Allison Gremba is a doctoral student in Biological Anthropology at the University of Pittsburgh. She started the program in 2012, after taking a break after receiving her Master of Science in Forensic Science and Law in 2008. During those four years, Allison was a research technician at an Ear, Nose and Throat research lab. This research provided a well-rounded clinical background in middle ear anatomy, and disease etiology and pathogenesis, which laid the foundation for her dissertation research. Allison’s dissertation research hypothesizes that there is a direct relationship between middle ear disease prevalence, defined by mastoid process hypopneumatization, and an increase in environmental stress over time, to establish mastoid process hypopneumatization as an osseous developmental stress marker. Her research question developed out of a drive to understand how the environment can affect disease processes, how it is reflected within the body, and what it can tell us about past populations.

Degrees and Education

MS - Forensic Science and Law - Duquesne University, Pittsburgh (2008)
BS – Biology - Duquesne University, Pittsburgh (2007)

Lauren Krishnamurti

I am a social and cultural anthropologist with interests in medical and psychological anthropology.
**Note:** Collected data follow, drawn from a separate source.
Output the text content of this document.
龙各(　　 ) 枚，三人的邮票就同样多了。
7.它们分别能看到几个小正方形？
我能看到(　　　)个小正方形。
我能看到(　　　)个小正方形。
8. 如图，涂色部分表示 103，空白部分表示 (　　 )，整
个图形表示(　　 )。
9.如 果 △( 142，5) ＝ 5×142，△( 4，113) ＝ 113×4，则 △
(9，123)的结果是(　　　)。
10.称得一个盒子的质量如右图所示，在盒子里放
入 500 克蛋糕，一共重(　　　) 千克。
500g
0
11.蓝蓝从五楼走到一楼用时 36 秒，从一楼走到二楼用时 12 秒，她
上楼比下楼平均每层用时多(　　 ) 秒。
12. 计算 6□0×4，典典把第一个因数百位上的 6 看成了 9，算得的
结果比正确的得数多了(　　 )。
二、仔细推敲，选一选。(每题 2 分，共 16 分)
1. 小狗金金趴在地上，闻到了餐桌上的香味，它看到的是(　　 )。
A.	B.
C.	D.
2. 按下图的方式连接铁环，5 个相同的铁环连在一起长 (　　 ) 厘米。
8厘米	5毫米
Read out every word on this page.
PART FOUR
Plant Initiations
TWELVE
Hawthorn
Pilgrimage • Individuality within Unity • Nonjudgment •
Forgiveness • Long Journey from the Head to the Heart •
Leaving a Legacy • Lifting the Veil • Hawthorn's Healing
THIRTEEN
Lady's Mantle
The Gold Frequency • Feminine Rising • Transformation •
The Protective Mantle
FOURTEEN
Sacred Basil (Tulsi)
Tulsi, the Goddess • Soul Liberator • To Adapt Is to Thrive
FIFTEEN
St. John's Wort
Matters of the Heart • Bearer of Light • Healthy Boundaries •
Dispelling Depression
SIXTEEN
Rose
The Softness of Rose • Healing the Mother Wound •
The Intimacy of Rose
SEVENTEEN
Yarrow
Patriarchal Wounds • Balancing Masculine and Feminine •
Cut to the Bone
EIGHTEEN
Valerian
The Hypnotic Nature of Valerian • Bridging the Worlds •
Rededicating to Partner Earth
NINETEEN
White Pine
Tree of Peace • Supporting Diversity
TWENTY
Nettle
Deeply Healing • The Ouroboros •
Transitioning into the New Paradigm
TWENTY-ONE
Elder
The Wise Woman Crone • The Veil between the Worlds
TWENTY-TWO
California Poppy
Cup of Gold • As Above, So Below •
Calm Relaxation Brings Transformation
I am specifically interested in the phenomenology of self-death, the biopolitics of suicide prevention, and the entanglement of both these things within the U.S. mental health care system. My dissertation research focuses on suicide and prevention efforts in Oahu, Hawaii. Among other things, my project examines how public health institutions shape knowledge on suicide and how that knowledge is (re)produced and lived within communities considered to be “at risk.” Prior to beginning my PhD, I worked for five years as a data analyst for mental health researchers at UPMC.